Moving on. As a parting gift for an extended stay at the New Parenthood Inn (as a bonus, ours was in the neighborhood known as Crack Alley!), they send you home with a real baby. A real purple, screaming, pooping, I need to eat every two hours baby that's presumably yours and not one of the dozen others they show you through the glass window of the indoor infant green house. Yes, I was proud. This was my child. My daughter. I was Dad. Wonderful, but no one tells you that baby could care less about you though. Unless you present boob or some sort of boob substitute at consistent and frequent intervals, what purpose do you serve? Are you ready for this? At least that's what her beaming brown eyes bored into me. Crap. Will I ever be a good enough father for her? Do I need to go back to school, get a second job, go the gym more often, join Greenpeace, ring the Salvation Army bell at Christmas, start helping senior citizens more? WHERE WAS THIS IN THE BOOKS???
No one tells you a baby and the corresponding sleep deprivation brings out the strange, the unknown, the WTF? in you and mom. Kind of like the office party where uptight, by-the-book, turtleneck-sweatered Stacy in HR has a few and starts table dancing and hooks up with Gary in accounting. You're shocked and uncomfortable to the point you just don't want to talk about it the next day and pretend it never happened. When that baby cries for the umpteenth time, its 3:27 a.m., you're exhausted, like you just crammed for five straight days for college finals exhausted, and you don't want to get up. Neither does she. So much so she may say things directed at you so perverse, you wonder if you're dreaming or if you left the TV on and you are hearing an episode of The Wire. Out of fear, you don't ask. You just get up and tell yourself it's your turn.

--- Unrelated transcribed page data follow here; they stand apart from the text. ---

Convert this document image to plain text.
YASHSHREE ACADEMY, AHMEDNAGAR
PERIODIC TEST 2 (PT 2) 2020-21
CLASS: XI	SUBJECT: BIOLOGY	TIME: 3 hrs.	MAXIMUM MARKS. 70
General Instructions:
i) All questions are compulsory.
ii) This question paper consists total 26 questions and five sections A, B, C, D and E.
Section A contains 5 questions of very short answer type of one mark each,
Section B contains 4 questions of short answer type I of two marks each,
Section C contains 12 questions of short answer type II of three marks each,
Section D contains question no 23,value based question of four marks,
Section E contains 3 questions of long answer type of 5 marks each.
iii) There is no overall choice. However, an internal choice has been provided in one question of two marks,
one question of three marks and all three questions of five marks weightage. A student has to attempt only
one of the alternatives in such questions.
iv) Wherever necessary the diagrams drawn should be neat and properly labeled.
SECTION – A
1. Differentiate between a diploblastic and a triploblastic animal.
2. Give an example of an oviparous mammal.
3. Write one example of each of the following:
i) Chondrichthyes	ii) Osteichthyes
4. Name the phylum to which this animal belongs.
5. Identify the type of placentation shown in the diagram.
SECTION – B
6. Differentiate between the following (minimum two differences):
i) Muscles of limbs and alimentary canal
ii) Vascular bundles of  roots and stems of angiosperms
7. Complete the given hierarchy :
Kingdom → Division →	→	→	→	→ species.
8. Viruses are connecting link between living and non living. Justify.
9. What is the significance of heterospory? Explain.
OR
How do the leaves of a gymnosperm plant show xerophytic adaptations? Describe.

Now my wife is the smartest person I know. She has the job, degree, and resume to prove it. I married well. The books though, don't tell you even the brightest, most gifted among us will be subject to questionable decision making when a baby is introduced in the equation. One afternoon after work shortly after baby girl arrived, I took Junior, the much-maligned, bi-polar canine my wife inherited when she married me, for a short walk. Upon our return I find the wife on the couch holding the kid with a painfully obvious, guilty, I just went through your wallet while you were away and found something I should have look that implied something was ah, up. This was made quite obvious by the indescribable state of my child's cranium. Wet and greasy with what looked like flour in a thick coat on top. It appeared as if the wife had initiated some sort of strange primitive tribal ritual while I was gone.
"Um, so, about that…" I asked. "What happened?"
"Nothing." She replied with the same demeanor I imagine my kids using when I find a broken lamp on the floor someday real soon.
"Her head. What happened?"
Like a criminal relieved at finally copping to their crime, she confessed. As a side note, my wife is terrible at poker.
"Her scalp was really dry and it bothered me. So I rubbed it. With Vaseline. I may have put on too much so ….
"I put baby powder on it. I may have put too much on."
Take a second and imagine what that might look like on anything. Now imagine it on a six week old newborn that wasn't exactly the Gerber Baby when she arrived.
"Oh. Okay. Um, yeah. What would you like for dinner…" What else could I say?